Apa yang paling penting dalam hidup?
Saat situasi sulit sekarang ini, kita dipaksa untuk memilah-milah mana yang penting dan yang tidak. Untuk keluar rumah saja, kita harus berpikir apakah memang benar-benar diperlukan atau bisa ditunda. Yang terinfeksi Covid harus memutuskan apakah bisa isoman di rumah atau harus ke rumah sakit. Yang isoman harus memutuskan obat-obatan apa saja yang diperlukan. Demikian seterusnya, kita dihujani serentetan pilihan-pilihan yang hampir membuat kita mati kutu.
Di sisi lain energi kita terbatas. Setiap keputusan yang kita ambil menguras energi kognitif. Seperti otot yang terus menerus dipakai akan terasa pegal, pikiran yang terus menerus aktif akan kelelahan juga. Ujungnya kita merasa tidak berdaya dan bisa putus asa.
Belum lagi, orang-orang seperti kita pengguna media sosial, terpapar oleh berbagai informasi, posting atau status updates yang seringkali membuat bingung atau malah memantik emosi negatif. Riset dari miliaran pengguna media sosial menunjukkan bahwa apa yang dilihat di media sosial memengaruhi emosi penggunanya: semakin terpapar konten negatif, maka akan semakin negatif pula emosi kita; dan sebaliknya konten positif cenderung memantik perasaan positif.
Karena Indonesia sedang tidak baik-baik saja, maka wajar timeline dan whatsapp kita dipenuhi konten yang memantik kesedihan, kebingungan maupun kemarahan. Lalu apa yang bisa kita lakukan supaya bisa tetap waras di saat seperti ini?
Dari sejauh pengalaman saya sebagai ilmuwan sosial dan praktisi spiritual, untuk urusan apa yang paling penting dalam hidup, sains dan spiritualisme memberikan jawaban yang sama.
Pertama, kita lihat apa kata sains.
Sains berurusan dengan kehidupan material di dunia ini. Dari hasil survei di berbagai negara di dunia ditemukan bahwa yang dianggap paling penting bagi manusia adalah menjadi bahagia. Apa sumber utama kebahagiaan?
Ada sebuah studi dari Harvard yang diikuti ratusan orang selama 80 tahun. Hasilnya yang paling membuat orang bahagia adalah hubungan sosial yang erat. Yang penting di sini adalah kualitas, bukan kuantitas. Misal punya satu atau dua teman dekat akan lebih bermanfaat untuk kebahagiaan daripada punya banyak teman.
Jadi sudah sangat jelas bahwa resep bahagia menurut sains adalah adanya teman/keluarga yang sangat dekat dan bermakna.
Selanjutanya mari kita lihat dari sisi spiritual.
Dalam tradisi Islam, hidup Nabi Muhammad SAW adalah blueprint bagi kehidupan manusia di dunia.
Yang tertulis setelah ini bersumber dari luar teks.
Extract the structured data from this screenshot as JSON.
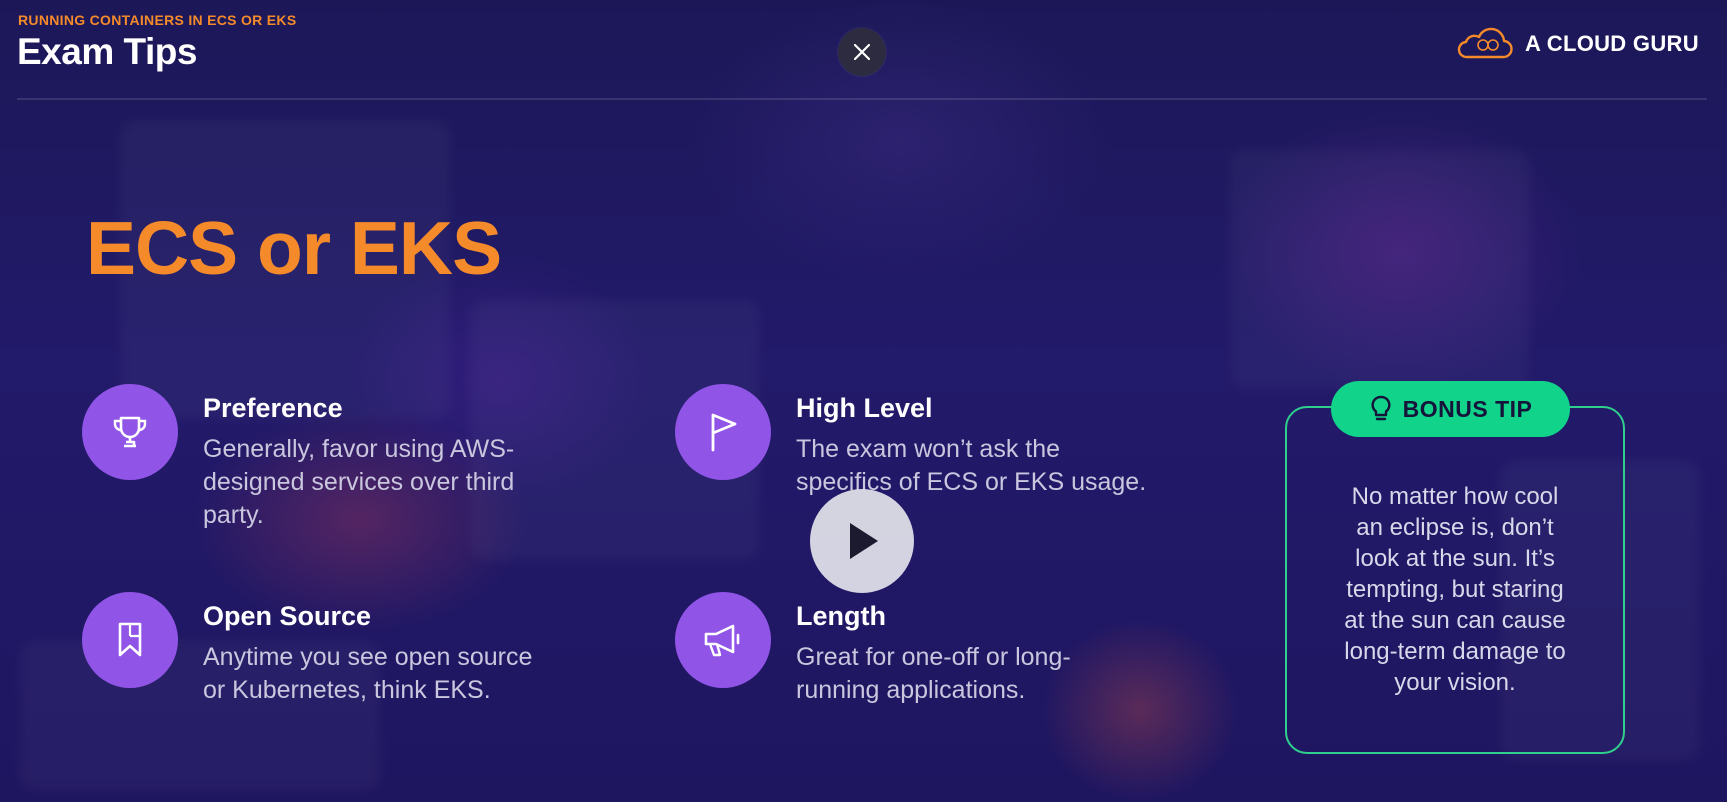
{
  "header": {
    "kicker": "RUNNING CONTAINERS IN ECS OR EKS",
    "title": "Exam Tips"
  },
  "brand": {
    "name": "A CLOUD GURU",
    "icon": "cloud-logo-icon"
  },
  "controls": {
    "close_icon": "close-icon",
    "play_icon": "play-icon"
  },
  "main": {
    "title": "ECS or EKS",
    "tips": [
      {
        "icon": "trophy-icon",
        "title": "Preference",
        "lines": [
          "Generally, favor using AWS-",
          "designed services over third",
          "party."
        ]
      },
      {
        "icon": "flag-icon",
        "title": "High Level",
        "lines": [
          "The exam won’t ask the",
          "specifics of ECS or EKS usage."
        ]
      },
      {
        "icon": "bookmark-icon",
        "title": "Open Source",
        "lines": [
          "Anytime you see open source",
          "or Kubernetes, think EKS."
        ]
      },
      {
        "icon": "megaphone-icon",
        "title": "Length",
        "lines": [
          "Great for one-off or long-",
          "running applications."
        ]
      }
    ]
  },
  "bonus": {
    "label": "BONUS TIP",
    "icon": "lightbulb-icon",
    "lines": [
      "No matter how cool",
      "an eclipse is, don’t",
      "look at the sun. It’s",
      "tempting, but staring",
      "at the sun can cause",
      "long-term damage to",
      "your vision."
    ]
  },
  "colors": {
    "accent": "#f58a2b",
    "icon_circle": "#9054e6",
    "bonus_green": "#12d38a",
    "background": "#221a6a"
  }
}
Jadi untuk mengetahui apa yang paling penting dalam hidup, bisa kita lihat dari apa yang dialami beliau.
Karena misi utama Nabi adalah misi spiritual, tentu yang terpenting Allah berikan kepada beliau adalah keimanan dalam bentuk wahyu yang datang di Gua Hira. Karena kita sedang membahas urusan duniawi, mari kita perhatikan apa yang Allah berikan kepada Nabi SETELAH memberikan wahyu.
Apakah diberikan pasukan militer yang kuat? Tidak!
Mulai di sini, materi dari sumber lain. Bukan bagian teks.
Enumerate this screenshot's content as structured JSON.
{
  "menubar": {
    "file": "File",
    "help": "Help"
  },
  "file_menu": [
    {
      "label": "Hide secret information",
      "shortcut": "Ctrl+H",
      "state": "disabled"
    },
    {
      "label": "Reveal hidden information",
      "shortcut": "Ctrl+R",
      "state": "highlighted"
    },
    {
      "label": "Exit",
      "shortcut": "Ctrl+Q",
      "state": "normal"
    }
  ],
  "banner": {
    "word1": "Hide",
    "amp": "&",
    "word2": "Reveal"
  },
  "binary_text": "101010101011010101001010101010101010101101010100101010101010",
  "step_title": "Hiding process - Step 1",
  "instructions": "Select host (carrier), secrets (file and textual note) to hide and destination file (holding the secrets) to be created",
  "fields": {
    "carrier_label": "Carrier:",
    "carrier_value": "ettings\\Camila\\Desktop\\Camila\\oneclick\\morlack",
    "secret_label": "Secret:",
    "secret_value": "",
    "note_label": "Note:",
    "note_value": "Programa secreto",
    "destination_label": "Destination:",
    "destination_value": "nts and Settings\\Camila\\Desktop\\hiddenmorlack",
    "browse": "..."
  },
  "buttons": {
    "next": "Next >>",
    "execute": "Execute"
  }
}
Apakah diberikan harta melimpah? Tidak!
Apakah diberikan kekuatan politik? Tidak!
Yang Allah berikan setelah menurunkan wahyu adalah memberikan kepada Nabi SAW sahabat-sahabat yang setia seperti Abu Bakr, Ali, Utsman, Talhah, Abdurahman dan sahabat dekat lainnya.
Allah tentunya tahu Nabi Muhammad SAW akan menghadapi tantangan berat setelah mendapatkan wahyu. Dari mulai blokade oleh Quraysh, hijrah ke Madinah, hingga berbagai jihad. Allah dengan segala HikmahNya memperlihatkan bahwa untuk menghadapi keadaan yang sangat sulit tersebut, yang diperlukan adalah sahabat-sahabat dekat yang setia.
Jika sains dan tradisi spiritual Islam memberikan saran yang sama bahwa yang paling penting dalam hidup di dunia adalah sahabat-sahabat dekat, maka dari 24 jam yang kita miliki apakah kita sudah mengalokasikan waktu yang pantas untuk sahabat-sahabat kita?